We characterised the functional alpha 1-adrenoceptors involved in mediating adrenergic vasoconstrictor responses in kidney of two-kidney one-clip (2K1C) Goldblatt and deoxycorticosterone acetate (DOCA)-salt hypertensive rats. In sodium pentobarbital-anaesthetised rats, frequency- and dose-dependent renal vasoconstrictor responses were obtained by direct electrical renal nerve stimulation, close renal arterial administration of phenylephrine (PE), and methoxamine. Administration of amlodipine, a dihydropyridine calcium channel antagonist (bolus dose of 200 and 400 micrograms/kg and an infusion of 50 and 100 micrograms/kg/h, respectively) and the alpha 1-adrenoceptor antagonist 5-methylurapidil (5 micrograms/kg plus 1.25 micrograms/kg/h and twice this dose) suppressed renal nerve-, PE-, and methoxamine-induced vasoconstrictions 14-70% (p < 0.05-0.001) in 2K1C Goldblatt and DOCA-salt hypertensive rats. The alpha 1B-adrenoceptor alkylating agent, chloroethylclonidine (5 micrograms/kg plus 1.25 micrograms/kg/h and twice this dose) caused significant attenuation (p < 0.001) of renal nerve-induced vasoconstriction by 19-23% in DOCA-salt hypertensive rats but did not affect PE- and methoxamine-induced vasoconstriction in either 2K1C Goldblatt or DOCA-salt hypertensive rats. In contrast, in 2K1C Goldblatt rats vasoconstrictor responses were potentiated by renal nerve stimulation and methoxamine.

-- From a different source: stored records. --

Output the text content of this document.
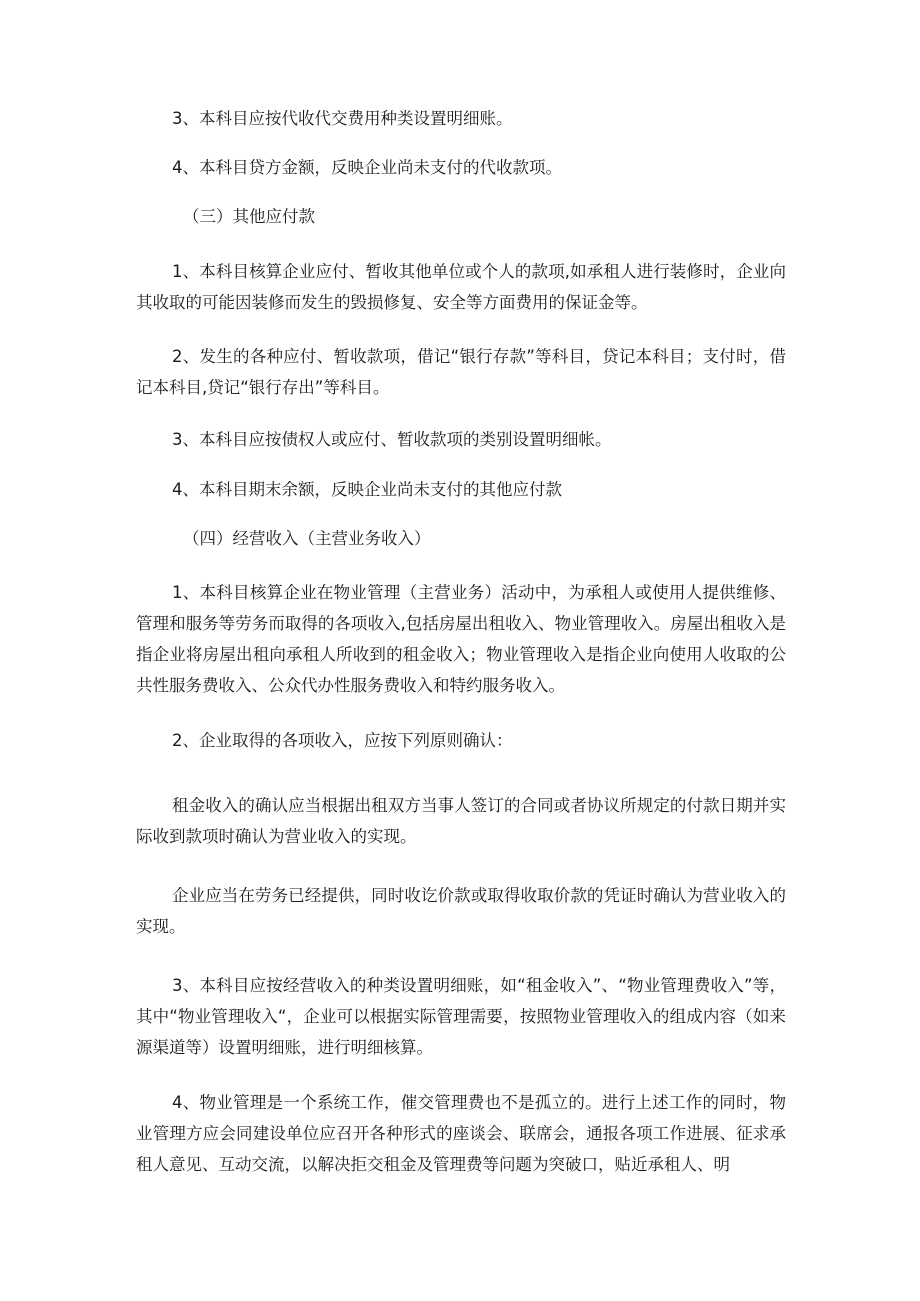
3、本科目应按代收代交费用种类设置明细账。

4、本科目贷方金额，反映企业尚未支付的代收款项。

（三）其他应付款

1、本科目核算企业应付、暂收其他单位或个人的款项,如承租人进行装修时，企业向其收取的可能因装修而发生的毁损修复、安全等方面费用的保证金等。

2、发生的各种应付、暂收款项，借记“银行存款”等科目，贷记本科目；支付时，借记本科目,贷记“银行存出”等科目。

3、本科目应按债权人或应付、暂收款项的类别设置明细帐。

4、本科目期末余额，反映企业尚未支付的其他应付款

（四）经营收入（主营业务收入）

1、本科目核算企业在物业管理（主营业务）活动中，为承租人或使用人提供维修、管理和服务等劳务而取得的各项收入,包括房屋出租收入、物业管理收入。房屋出租收入是指企业将房屋出租向承租人所收到的租金收入；物业管理收入是指企业向使用人收取的公共性服务费收入、公众代办性服务费收入和特约服务收入。

2、企业取得的各项收入，应按下列原则确认：

租金收入的确认应当根据出租双方当事人签订的合同或者协议所规定的付款日期并实际收到款项时确认为营业收入的实现。

企业应当在劳务已经提供，同时收讫价款或取得收取价款的凭证时确认为营业收入的实现。

3、本科目应按经营收入的种类设置明细账，如“租金收入”、“物业管理费收入”等，其中“物业管理收入“，企业可以根据实际管理需要，按照物业管理收入的组成内容（如来源渠道等）设置明细账，进行明细核算。

4、物业管理是一个系统工作，催交管理费也不是孤立的。进行上述工作的同时，物业管理方应会同建设单位应召开各种形式的座谈会、联席会，通报各项工作进展、征求承租人意见、互动交流，以解决拒交租金及管理费等问题为突破口，贴近承租人、明
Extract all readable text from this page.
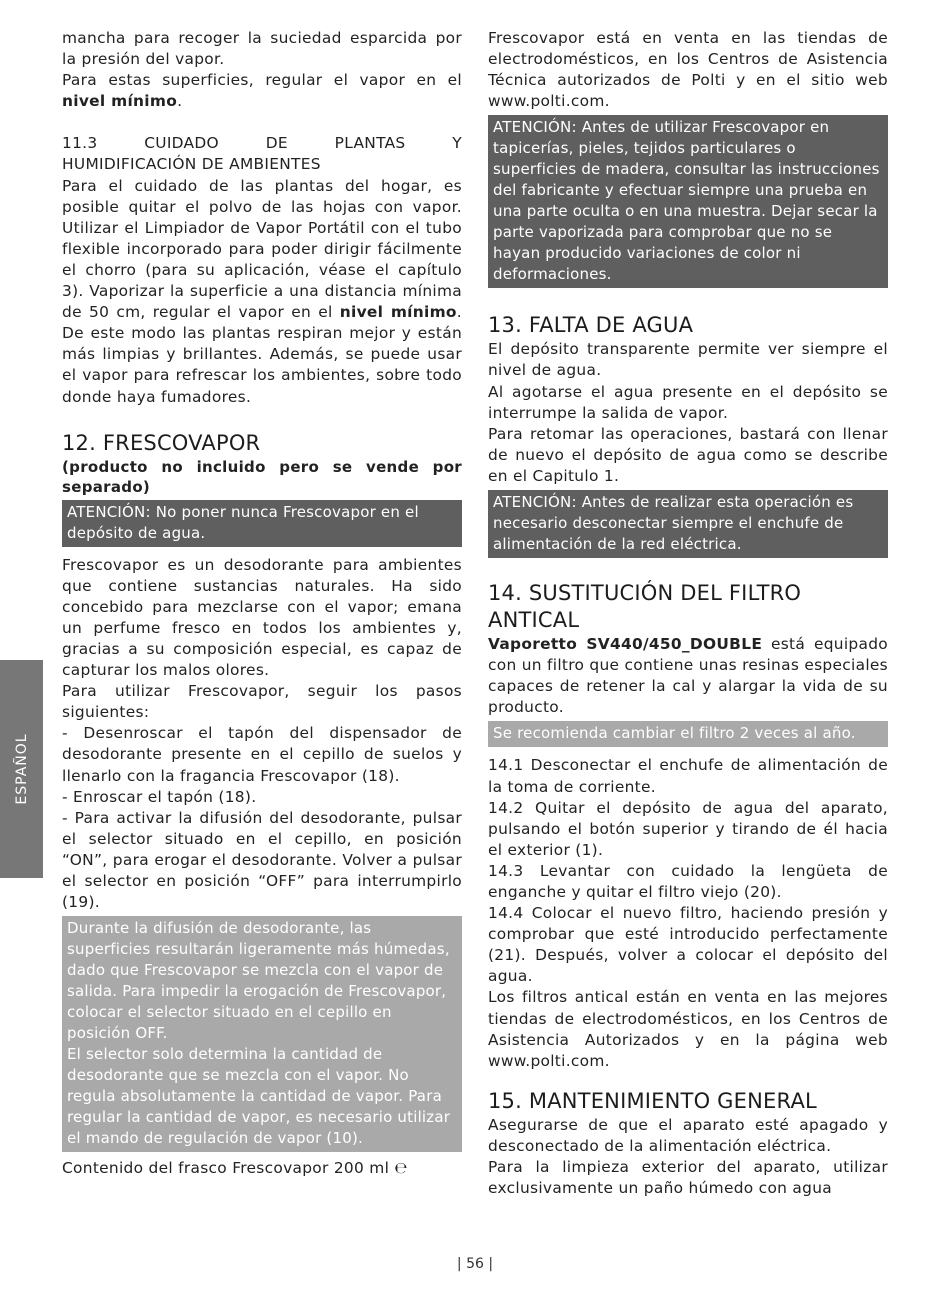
ESPAÑOL

mancha para recoger la suciedad esparcida por la presión del vapor.

Para estas superficies, regular el vapor en el nivel mínimo.

11.3	CUIDADO	DE	PLANTAS	Y

HUMIDIFICACIÓN DE AMBIENTES

Para el cuidado de las plantas del hogar, es posible quitar el polvo de las hojas con vapor. Utilizar el Limpiador de Vapor Portátil con el tubo flexible incorporado para poder dirigir fácilmente el chorro (para su aplicación, véase el capítulo 3). Vaporizar la superficie a una distancia mínima de 50 cm, regular el vapor en el nivel mínimo. De este modo las plantas respiran mejor y están más limpias y brillantes. Además, se puede usar el vapor para refrescar los ambientes, sobre todo donde haya fumadores.

12. FRESCOVAPOR

(producto no incluido pero se vende por separado)

ATENCIÓN: No poner nunca Frescovapor en el depósito de agua.

Frescovapor es un desodorante para ambientes que contiene sustancias naturales. Ha sido concebido para mezclarse con el vapor; emana un perfume fresco en todos los ambientes y, gracias a su composición especial, es capaz de capturar los malos olores.

Para utilizar Frescovapor, seguir los pasos siguientes:

- Desenroscar el tapón del dispensador de desodorante presente en el cepillo de suelos y llenarlo con la fragancia Frescovapor (18).

- Enroscar el tapón (18).

- Para activar la difusión del desodorante, pulsar el selector situado en el cepillo, en posición “ON”, para erogar el desodorante. Volver a pulsar el selector en posición “OFF” para interrumpirlo (19).

Durante la difusión de desodorante, las superficies resultarán ligeramente más húmedas, dado que Frescovapor se mezcla con el vapor de salida. Para impedir la erogación de Frescovapor, colocar el selector situado en el cepillo en posición OFF.
El selector solo determina la cantidad de desodorante que se mezcla con el vapor. No regula absolutamente la cantidad de vapor. Para regular la cantidad de vapor, es necesario utilizar el mando de regulación de vapor (10).

Contenido del frasco Frescovapor 200 ml ℮

Frescovapor está en venta en las tiendas de electrodomésticos, en los Centros de Asistencia Técnica autorizados de Polti y en el sitio web www.polti.com.

ATENCIÓN: Antes de utilizar Frescovapor en tapicerías, pieles, tejidos particulares o superficies de madera, consultar las instrucciones del fabricante y efectuar siempre una prueba en una parte oculta o en una muestra. Dejar secar la parte vaporizada para comprobar que no se hayan producido variaciones de color ni deformaciones.
13. FALTA DE AGUA

El depósito transparente permite ver siempre el nivel de agua.

Al agotarse el agua presente en el depósito se interrumpe la salida de vapor.

Para retomar las operaciones, bastará con llenar de nuevo el depósito de agua como se describe en el Capitulo 1.

ATENCIÓN: Antes de realizar esta operación es necesario desconectar siempre el enchufe de alimentación de la red eléctrica.
14. SUSTITUCIÓN DEL FILTRO ANTICAL

Vaporetto SV440/450_DOUBLE está equipado con un filtro que contiene unas resinas especiales capaces de retener la cal y alargar la vida de su producto.

Se recomienda cambiar el filtro 2 veces al año.

14.1 Desconectar el enchufe de alimentación de la toma de corriente.

14.2 Quitar el depósito de agua del aparato, pulsando el botón superior y tirando de él hacia el exterior (1).

14.3 Levantar con cuidado la lengüeta de enganche y quitar el filtro viejo (20).

14.4 Colocar el nuevo filtro, haciendo presión y comprobar que esté introducido perfectamente (21). Después, volver a colocar el depósito del agua.

Los filtros antical están en venta en las mejores tiendas de electrodomésticos, en los Centros de Asistencia Autorizados y en la página web www.polti.com.

15. MANTENIMIENTO GENERAL

Asegurarse de que el aparato esté apagado y desconectado de la alimentación eléctrica.

Para la limpieza exterior del aparato, utilizar exclusivamente un paño húmedo con agua

| 56 |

The data show that the functional renal postjunctional alpha 1-adrenoceptors on the vasculature of both hypertensive models are primarily of the alpha 1A-subtype, as reflected by their sensitivity to amlodipine and 5-methylurapidil. Moreover, an interaction appears to occur between the alpha 1-adrenoceptor subtypes at renal vessels in 2K1C Goldblatt hypertensive rats.